Mixin Network, a peer-to-peer digital assets transactional network, has halted deposits and withdrawals following a $200 million hack on September 23. The attack targeted the database of Mixin's cloud service provider. Mixin has promised to take action to address the loss of assets but any specific solutions will be announced at a later date. Blockchain trackers PeckShield and Lookonchain have identified about $141 million of the stolen assets. Despite suspicions due to their history with crypto heists, the Lazarus group of North Korean hackers has not been tied to the Mixin incident. This hack ranks as one of the most significant cryptocurrency thefts to date.

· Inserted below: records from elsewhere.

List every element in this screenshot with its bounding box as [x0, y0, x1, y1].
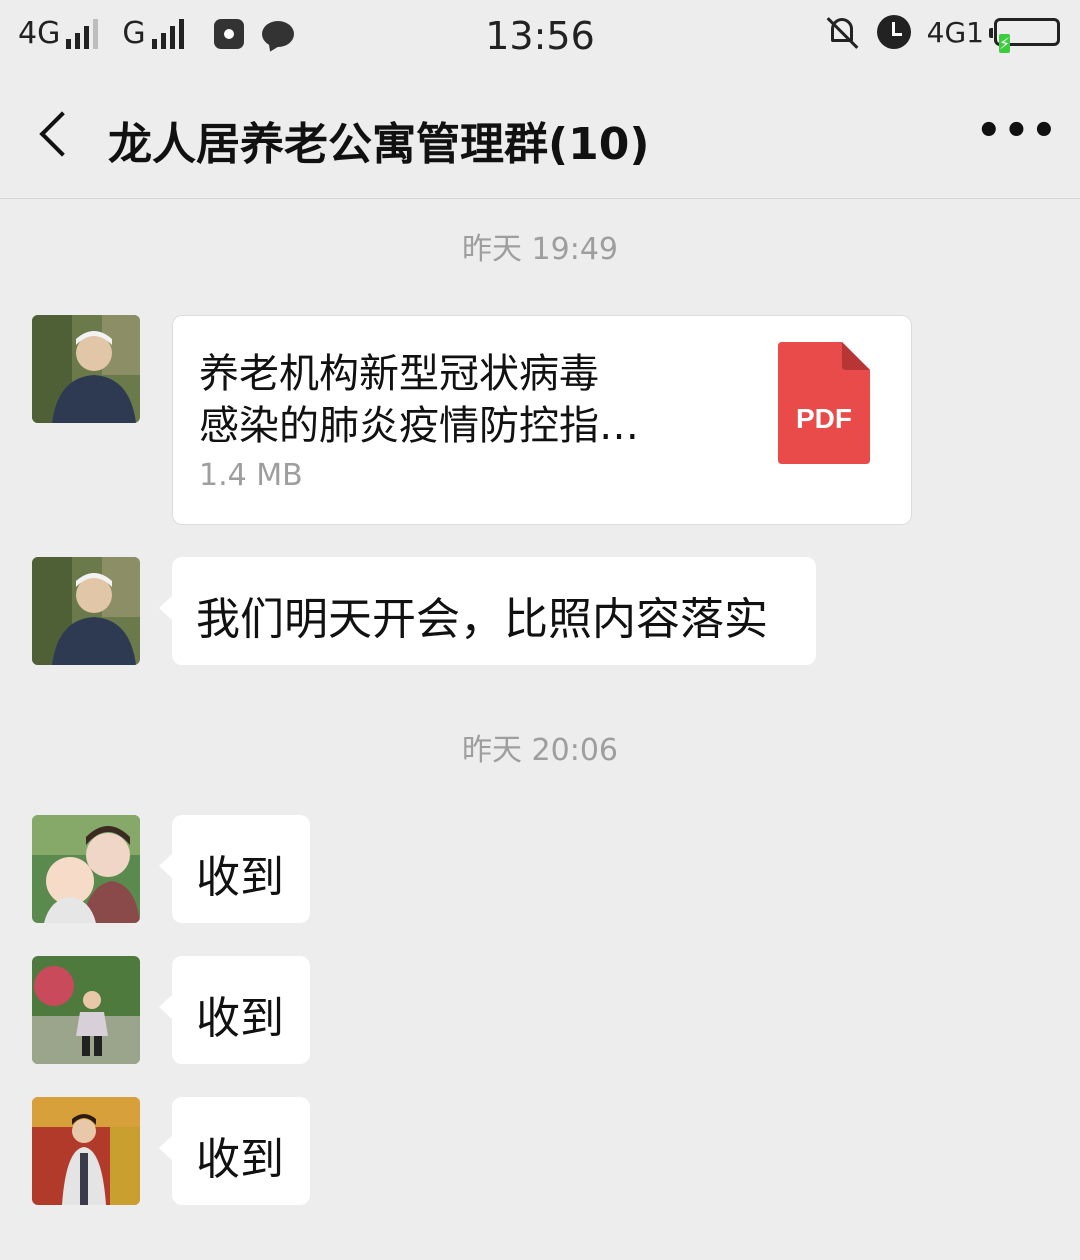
back-arrow-icon[interactable] — [28, 100, 88, 170]
message-text: 收到 — [196, 852, 284, 903]
message-text: 我们明天开会，比照内容落实 — [196, 594, 768, 645]
more-options-icon[interactable]: ••• — [976, 111, 1057, 156]
avatar[interactable] — [32, 315, 140, 423]
avatar[interactable] — [32, 557, 140, 665]
file-message-card[interactable]: 养老机构新型冠状病毒 感染的肺炎疫情防控指… 1.4 MB PDF — [172, 315, 912, 525]
text-message-bubble[interactable]: 我们明天开会，比照内容落实 — [159, 557, 816, 665]
message-text: 收到 — [196, 1134, 284, 1185]
alarm-icon — [876, 15, 911, 49]
battery-fill: ⚡ — [999, 34, 1011, 53]
file-name: 养老机构新型冠状病毒 感染的肺炎疫情防控指… — [199, 348, 739, 452]
message-timestamp: 昨天 20:06 — [462, 733, 618, 768]
avatar[interactable] — [32, 815, 140, 923]
avatar[interactable] — [32, 1097, 140, 1205]
text-message-bubble[interactable]: 收到 — [159, 815, 310, 923]
text-message-bubble[interactable]: 收到 — [159, 956, 310, 1064]
network-label-3: 4G1 — [926, 15, 984, 49]
chat-title: 龙人居养老公寓管理群(10) — [108, 119, 650, 170]
chat-header: 龙人居养老公寓管理群(10) ••• — [0, 76, 1080, 199]
status-bar: 4G G 13:56 4G1 ⚡ — [0, 0, 1080, 76]
avatar[interactable] — [32, 956, 140, 1064]
mute-icon — [825, 14, 859, 50]
pdf-file-icon: PDF — [778, 342, 870, 464]
file-size: 1.4 MB — [199, 458, 303, 493]
message-timestamp: 昨天 19:49 — [462, 232, 618, 267]
battery-icon: ⚡ — [989, 18, 1060, 53]
text-message-bubble[interactable]: 收到 — [159, 1097, 310, 1205]
pdf-type-label: PDF — [796, 403, 852, 434]
status-right: 4G1 ⚡ — [825, 14, 1060, 53]
file-name-line-2: 感染的肺炎疫情防控指… — [199, 403, 639, 449]
file-name-line-1: 养老机构新型冠状病毒 — [199, 351, 599, 397]
message-text: 收到 — [196, 993, 284, 1044]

Ukrainian military bodies have been targeted in a phishing strategy that leverages drone manuals to deliver a commonly-used, Go-based, open-source post-exploitation toolkit known as Merlin. Phishing documents posing as drone service manuals have emerged, reflecting the crucial role that drones play in the Ukrainian military. Cybersecurity firm Securonix tracks this campaign under STARK#VORTEX, and their research reveals that the attack begins with a Microsoft Compiled HTML Help (CHM) file. When opened, it executes malicious JavaScript coded into one of the HTML pages, leading to a contact with a remote server to fetch an obfuscated binary. The obfuscated binary is then decoded to reveal the Merlin Agent. Once active, the software connects to a command-and-control (C2) server for post-exploitation actions, enabling the attacker to control the host device. This represents the first time that Merlin has been used to target Ukrainian government bodies. The Ukraine Computer Emergency Response Team (CERT-UA) has previously reported similar attack chains utilizing CHM files as decoys to infect computers with open-source tools. CERT-UA attribute these attacks to a threat actor it tracks as UAC-0154. The malicious activity comes after CERT-UA detected an unsuccessful cyber attack against a key energy infrastructure facility in Ukraine, attributing the attack to APT28, a Russian state-sponsored group.